Posted on January 3, 2016 by (@NE_Brian) in 3DS, News

A few members of the Mario & Luigi: Paper Jam development team were interviewed in this month’s issue of Nintendo Dream. The lineup includes producer Akira Otani (Nintendo), director Shunsuke Kobayashi (AlphaDream), and director of battle team Jun Iwasaki (AlphaDream).

We’ve translated some excerpts from the interview after the break. The staff commented on how it was decided that Paper Mario would appear, the new dash mechanic (and Shigeru Miyamoto signing off on it!), and more. Read on below for the full breakdown.

ND: Was it decided from the start that Paper Mario would make an appearance in this game?

Otani: We were thinking about the next project after developing the previous entry “Mario & Luigi: Dream Team”, but before deciding which characters would be in, there was an idea that we had to re-examine the use of buttons and the way of playing.

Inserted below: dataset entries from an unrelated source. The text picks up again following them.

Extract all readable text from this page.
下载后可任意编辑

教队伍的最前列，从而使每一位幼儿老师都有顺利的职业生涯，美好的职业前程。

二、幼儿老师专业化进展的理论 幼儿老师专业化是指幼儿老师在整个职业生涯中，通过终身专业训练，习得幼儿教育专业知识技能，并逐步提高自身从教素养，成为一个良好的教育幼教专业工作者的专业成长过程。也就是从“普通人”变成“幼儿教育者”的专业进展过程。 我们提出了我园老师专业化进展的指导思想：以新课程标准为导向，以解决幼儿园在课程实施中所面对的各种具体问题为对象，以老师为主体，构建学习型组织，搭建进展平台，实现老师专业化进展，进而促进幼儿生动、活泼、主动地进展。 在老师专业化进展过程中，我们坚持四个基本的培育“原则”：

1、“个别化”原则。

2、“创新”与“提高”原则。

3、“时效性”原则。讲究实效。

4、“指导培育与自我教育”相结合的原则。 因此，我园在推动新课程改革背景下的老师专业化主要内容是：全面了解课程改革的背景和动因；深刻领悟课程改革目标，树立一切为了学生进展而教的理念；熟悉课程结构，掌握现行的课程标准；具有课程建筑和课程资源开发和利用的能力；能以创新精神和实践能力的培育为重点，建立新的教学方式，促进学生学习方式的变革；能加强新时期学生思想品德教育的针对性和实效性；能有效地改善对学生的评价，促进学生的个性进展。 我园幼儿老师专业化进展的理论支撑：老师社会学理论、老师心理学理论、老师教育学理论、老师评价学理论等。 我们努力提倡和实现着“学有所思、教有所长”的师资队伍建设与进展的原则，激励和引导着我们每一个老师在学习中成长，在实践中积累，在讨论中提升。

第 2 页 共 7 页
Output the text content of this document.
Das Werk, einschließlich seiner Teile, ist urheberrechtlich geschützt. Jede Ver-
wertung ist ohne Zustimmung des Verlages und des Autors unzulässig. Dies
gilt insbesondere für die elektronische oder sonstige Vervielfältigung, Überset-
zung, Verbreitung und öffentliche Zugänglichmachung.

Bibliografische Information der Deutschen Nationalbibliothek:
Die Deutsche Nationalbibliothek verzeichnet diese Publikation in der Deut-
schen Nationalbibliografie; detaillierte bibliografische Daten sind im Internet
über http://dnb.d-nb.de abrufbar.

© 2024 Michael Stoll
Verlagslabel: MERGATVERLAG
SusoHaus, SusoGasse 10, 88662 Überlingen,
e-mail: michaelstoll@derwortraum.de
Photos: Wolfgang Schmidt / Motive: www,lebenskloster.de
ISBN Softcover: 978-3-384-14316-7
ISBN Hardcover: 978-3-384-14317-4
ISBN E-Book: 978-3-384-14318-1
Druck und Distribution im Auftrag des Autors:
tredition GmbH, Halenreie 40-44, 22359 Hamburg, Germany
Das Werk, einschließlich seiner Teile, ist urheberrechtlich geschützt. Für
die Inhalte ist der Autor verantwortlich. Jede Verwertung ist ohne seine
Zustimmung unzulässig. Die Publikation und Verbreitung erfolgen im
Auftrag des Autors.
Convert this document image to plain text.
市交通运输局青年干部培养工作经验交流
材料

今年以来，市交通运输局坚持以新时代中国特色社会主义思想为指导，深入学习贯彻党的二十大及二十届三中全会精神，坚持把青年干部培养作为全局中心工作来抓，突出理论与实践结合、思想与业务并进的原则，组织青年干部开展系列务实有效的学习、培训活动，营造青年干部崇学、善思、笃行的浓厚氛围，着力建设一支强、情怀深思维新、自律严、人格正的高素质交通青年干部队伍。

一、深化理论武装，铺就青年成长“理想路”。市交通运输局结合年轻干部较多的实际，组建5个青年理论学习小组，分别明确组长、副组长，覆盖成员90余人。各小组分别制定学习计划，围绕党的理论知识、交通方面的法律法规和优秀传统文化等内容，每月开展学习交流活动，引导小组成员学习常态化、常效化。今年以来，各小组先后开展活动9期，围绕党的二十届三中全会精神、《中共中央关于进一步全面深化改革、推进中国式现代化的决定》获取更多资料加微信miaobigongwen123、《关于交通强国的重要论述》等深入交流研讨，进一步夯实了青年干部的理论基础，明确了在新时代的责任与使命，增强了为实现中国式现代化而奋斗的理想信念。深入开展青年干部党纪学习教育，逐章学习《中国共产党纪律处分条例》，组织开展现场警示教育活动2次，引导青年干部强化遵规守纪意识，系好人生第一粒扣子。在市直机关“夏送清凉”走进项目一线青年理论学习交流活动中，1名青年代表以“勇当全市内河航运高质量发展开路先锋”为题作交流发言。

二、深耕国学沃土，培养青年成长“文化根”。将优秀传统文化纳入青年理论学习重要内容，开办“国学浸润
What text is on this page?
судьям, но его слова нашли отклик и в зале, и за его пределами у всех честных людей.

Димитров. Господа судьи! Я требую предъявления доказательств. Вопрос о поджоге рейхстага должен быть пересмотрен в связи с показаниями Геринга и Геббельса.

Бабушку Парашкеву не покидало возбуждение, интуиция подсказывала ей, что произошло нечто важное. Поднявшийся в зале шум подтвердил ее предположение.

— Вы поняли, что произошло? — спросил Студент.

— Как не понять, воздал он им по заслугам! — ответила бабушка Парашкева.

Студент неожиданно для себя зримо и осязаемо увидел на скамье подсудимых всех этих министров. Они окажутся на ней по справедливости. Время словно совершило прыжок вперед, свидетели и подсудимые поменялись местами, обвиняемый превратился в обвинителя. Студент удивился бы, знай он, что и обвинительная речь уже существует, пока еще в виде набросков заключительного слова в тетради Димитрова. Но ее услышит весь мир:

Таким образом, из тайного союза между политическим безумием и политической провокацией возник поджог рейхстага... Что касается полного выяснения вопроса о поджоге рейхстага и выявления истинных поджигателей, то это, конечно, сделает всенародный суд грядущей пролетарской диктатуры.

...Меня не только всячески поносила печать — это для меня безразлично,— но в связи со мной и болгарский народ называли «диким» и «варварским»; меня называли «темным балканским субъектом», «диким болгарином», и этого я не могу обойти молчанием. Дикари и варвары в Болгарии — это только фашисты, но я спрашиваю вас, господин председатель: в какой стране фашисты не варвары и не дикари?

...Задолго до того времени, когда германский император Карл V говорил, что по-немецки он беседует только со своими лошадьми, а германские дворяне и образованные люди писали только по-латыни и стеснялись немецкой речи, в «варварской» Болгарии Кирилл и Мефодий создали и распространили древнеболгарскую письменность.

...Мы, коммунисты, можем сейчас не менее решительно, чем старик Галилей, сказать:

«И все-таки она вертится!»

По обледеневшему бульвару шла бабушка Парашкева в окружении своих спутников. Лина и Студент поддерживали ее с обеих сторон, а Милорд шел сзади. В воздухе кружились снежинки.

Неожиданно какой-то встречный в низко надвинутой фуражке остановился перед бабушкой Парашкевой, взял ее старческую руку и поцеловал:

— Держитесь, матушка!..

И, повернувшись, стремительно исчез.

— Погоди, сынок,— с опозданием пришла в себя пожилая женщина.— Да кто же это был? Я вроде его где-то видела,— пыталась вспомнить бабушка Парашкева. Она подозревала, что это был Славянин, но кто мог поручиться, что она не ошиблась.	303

The layout of controlling Mario with the A button and Luigi with the B button has been established in the series, but this was the first game in which we decided to add into the formula and use three buttons, even though the controls may became a bit complicated.

ND: Characters were decided based on the increased number of buttons, right?

Otani: The Y button is the easiest button to reach after A and B buttons, and we looked for characters that can perform actions by using these three buttons. Although it would be attractive to use a character that has already appeared in the series, I thought that it probably wouldn’t feel fresh, and then it came to my mind that it would be interesting if Mario and a Mario-like character coexisted. That is possible with Paper Mario and since Paper Mario is thin, I thought we could use the contrast of three dimensional and flat or heavy and light in creating new gameplay.

On dash:

Otani: Some people who played the previous game commented that movement on the field felt a bit slow, and it was decided in an early development phase that we’d introduce dash instead of increasing the movement speed. Originally if you didn’t push the A, B and Y buttons with a good rhythm within a fixed time, you couldn’t dash and you’d stop soon if you couldn’t keep up with it. We created this system as we thought the continued input was interesting even though it was a bit complicated, but when we brought it to Miyamoto, he said: “That’s too much trouble, one button is fine.” (laughs)

Kobayashi: The X button [dash] is perhaps the most often pushed button on the field. We conducted a survey within our company and some people went as far as saying “you can’t live without dash” (laughs).

ND: What was the concept for this game?

Otani: I thought a festival-like feel would be nice since characters of two worlds appear. I think perhaps the biggest concept was how to express festive feeling during the fun adventure of two Marios and Luigi.

ND: Are there elements which were brought in because of those festivities?

Kobayashi: Papercraft battles are the most full of festive essence.

Otani: The base form of papercrafts was drawn in an early proposal that was made by AlphaDream, but it was sort of like portable shrines [which are carried in festivals] crashing into each other. Although that was during a phase in which we hadn’t decided on the direction of the game, we wanted to explore for an option that had different gameplay than giant battles from the previous games, so I thought to investigate that issue thoroughly.

ND: It was strange how [Toads] dance to the music in Papercraft Battle, but it is festive isn’t it?

Kobayashi: I think the most festive feeling comes when Toads carry the papercraft like “Heave-ho! Heave-ho!” and fill the gauge.

Otani: In the beginning Toads really said “Heave-ho!”, but when we tried our luck and showed it to Miyamoto, we were told “This can’t be introduced outside of Japan.” (laughs)

ND: Enemy [papercrafts] break into pieces in an exciting way.

Iwasaki: In the beginning we were careful and developed [breakdowns] while thinking “I wonder if we are allowed to go this far”, but on the contrary Nintendo told us “please break them more”, so we changed the presentation similar to what it is now.